It is a common occurrence: a soon-to-be ex-spouse trying to dig himself out from a terrible contractual agreement signed before marriage. While it is wise for two people to thoroughly understand each other’s finances and ultimately execute a prenuptial agreement before they get married, it is also critical that they don’t sign away significant rights to assets and support that they may need later in their lives.

Here are five red flags to look for as you review your prenup—and before you sign.

There Is Not Enough Time To Carefully Review And Give Input
Timing is everything. If the prenup is arriving for your review and the wedding is imminent, this may be a sign that your future spouse or their family is trying to pressure you into signing a contract that you should not and would not have signed if your mind were clear and you didn’t have wedding plans looming.
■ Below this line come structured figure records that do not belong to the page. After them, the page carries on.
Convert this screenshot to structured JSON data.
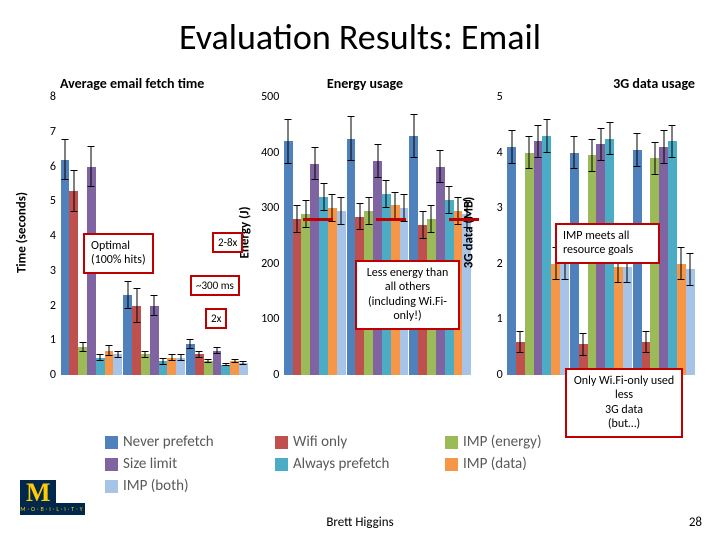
{
  "title": "Evaluation Results: Email",
  "legend_items": [
    {
      "label": "Never prefetch",
      "color": "#4f81bd"
    },
    {
      "label": "Wifi only",
      "color": "#c0504d"
    },
    {
      "label": "IMP (energy)",
      "color": "#9bbb59"
    },
    {
      "label": "Size limit",
      "color": "#8064a2"
    },
    {
      "label": "Always prefetch",
      "color": "#4bacc6"
    },
    {
      "label": "IMP (data)",
      "color": "#f79646"
    },
    {
      "label": "IMP (both)",
      "color": "#a6c4e8"
    }
  ],
  "colors": [
    "#4f81bd",
    "#c0504d",
    "#9bbb59",
    "#8064a2",
    "#4bacc6",
    "#f79646",
    "#a6c4e8"
  ],
  "charts": [
    {
      "id": "time",
      "title": "Average email fetch time",
      "y_label": "Time (seconds)",
      "y_max": 8,
      "y_ticks": [
        0,
        1,
        2,
        3,
        4,
        5,
        6,
        7,
        8
      ],
      "groups": [
        {
          "values": [
            6.2,
            5.3,
            0.8,
            6.0,
            0.5,
            0.7,
            0.6
          ],
          "err": [
            0.6,
            0.6,
            0.15,
            0.6,
            0.1,
            0.15,
            0.1
          ]
        },
        {
          "values": [
            2.3,
            2.0,
            0.6,
            2.0,
            0.4,
            0.5,
            0.5
          ],
          "err": [
            0.4,
            0.5,
            0.1,
            0.3,
            0.1,
            0.1,
            0.1
          ]
        },
        {
          "values": [
            0.9,
            0.6,
            0.4,
            0.7,
            0.3,
            0.4,
            0.35
          ],
          "err": [
            0.15,
            0.1,
            0.05,
            0.1,
            0.05,
            0.05,
            0.05
          ]
        }
      ]
    },
    {
      "id": "energy",
      "title": "Energy usage",
      "y_label": "Energy (J)",
      "y_max": 500,
      "y_ticks": [
        0,
        100,
        200,
        300,
        400,
        500
      ],
      "groups": [
        {
          "values": [
            420,
            280,
            290,
            380,
            320,
            300,
            295
          ],
          "err": [
            40,
            25,
            25,
            30,
            25,
            25,
            25
          ]
        },
        {
          "values": [
            425,
            285,
            295,
            385,
            325,
            305,
            300
          ],
          "err": [
            40,
            25,
            25,
            30,
            25,
            25,
            25
          ]
        },
        {
          "values": [
            430,
            270,
            280,
            375,
            315,
            295,
            290
          ],
          "err": [
            40,
            25,
            25,
            30,
            25,
            25,
            25
          ]
        }
      ]
    },
    {
      "id": "data",
      "title": "3G data usage",
      "y_label": "3G data (MB)",
      "y_max": 5,
      "y_ticks": [
        0,
        1,
        2,
        3,
        4,
        5
      ],
      "groups": [
        {
          "values": [
            4.1,
            0.6,
            4.0,
            4.2,
            4.3,
            2.0,
            2.0
          ],
          "err": [
            0.3,
            0.2,
            0.3,
            0.3,
            0.3,
            0.3,
            0.3
          ]
        },
        {
          "values": [
            4.0,
            0.55,
            3.95,
            4.15,
            4.25,
            1.95,
            1.95
          ],
          "err": [
            0.3,
            0.2,
            0.3,
            0.3,
            0.3,
            0.3,
            0.3
          ]
        },
        {
          "values": [
            4.05,
            0.6,
            3.9,
            4.1,
            4.2,
            2.0,
            1.9
          ],
          "err": [
            0.3,
            0.2,
            0.3,
            0.3,
            0.3,
            0.3,
            0.3
          ]
        }
      ]
    }
  ],
  "annotations": {
    "optimal": "Optimal\n(100% hits)",
    "x2_8": "2-8x",
    "ms300": "~300 ms",
    "x2": "2x",
    "less_energy": "Less energy than all others (including Wi.Fi-only!)",
    "imp_meets": "IMP meets all resource goals",
    "wifi_only": "Only Wi.Fi-only used less\n3G data\n(but…)"
  },
  "footer": {
    "author": "Brett Higgins",
    "page": "28",
    "logo_tag": "M·O·B·I·L·I·T·Y"
  }
}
Do not sign it immediately. Show it to an attorney. If the attorney advises you not to sign it, then don’t. Get to the negotiating table and discuss the terms, even if it causes stress in that moment.

In other words, an unfair prenup does not guarantee a “happily ever after” just because it seems to make things happier right now.

Spoken Words Are Not Aligned With What Is Written
“What’s mine is ours.” (Is it really?) Don’t presume what your partner is saying to you is reflected in the contract that your partner wants you to sign—unless it is. When someone generously says, “What is mine is ours,” that is wonderful. But as has been said before: “Trust but verify.” No matter what you have said to each other, if you sign a prenuptial agreement contrary to those statements, that prenup is all that will matter in the eyes of the court, if you ever end up there.

Actions are usually louder than words—except when the words are written in a fully and properly executed prenuptial agreement. In that case, the paper has the final say.

The Language Is Very Vague
To have a fair discussion about their prenuptial agreement, a couple must be honest and transparent about their assets, liabilities and income. To that end, you should both exchange financial documents, including personal financial statements, bank account information and income tax returns.

If you are reviewing a prenup that is vague and lacking in the financial detail department, or if your soon-to-be financial partner (which is what your future spouse is under the law) is less than eager to be transparent, you may need to have a very honest discussion with yourself about what you expect from your marriage. Then have a discussion with your partner.

And if you are already married and have discovered that you had little to no understanding of your spouse’s finances, it might be time to raise the issue of a post-nup.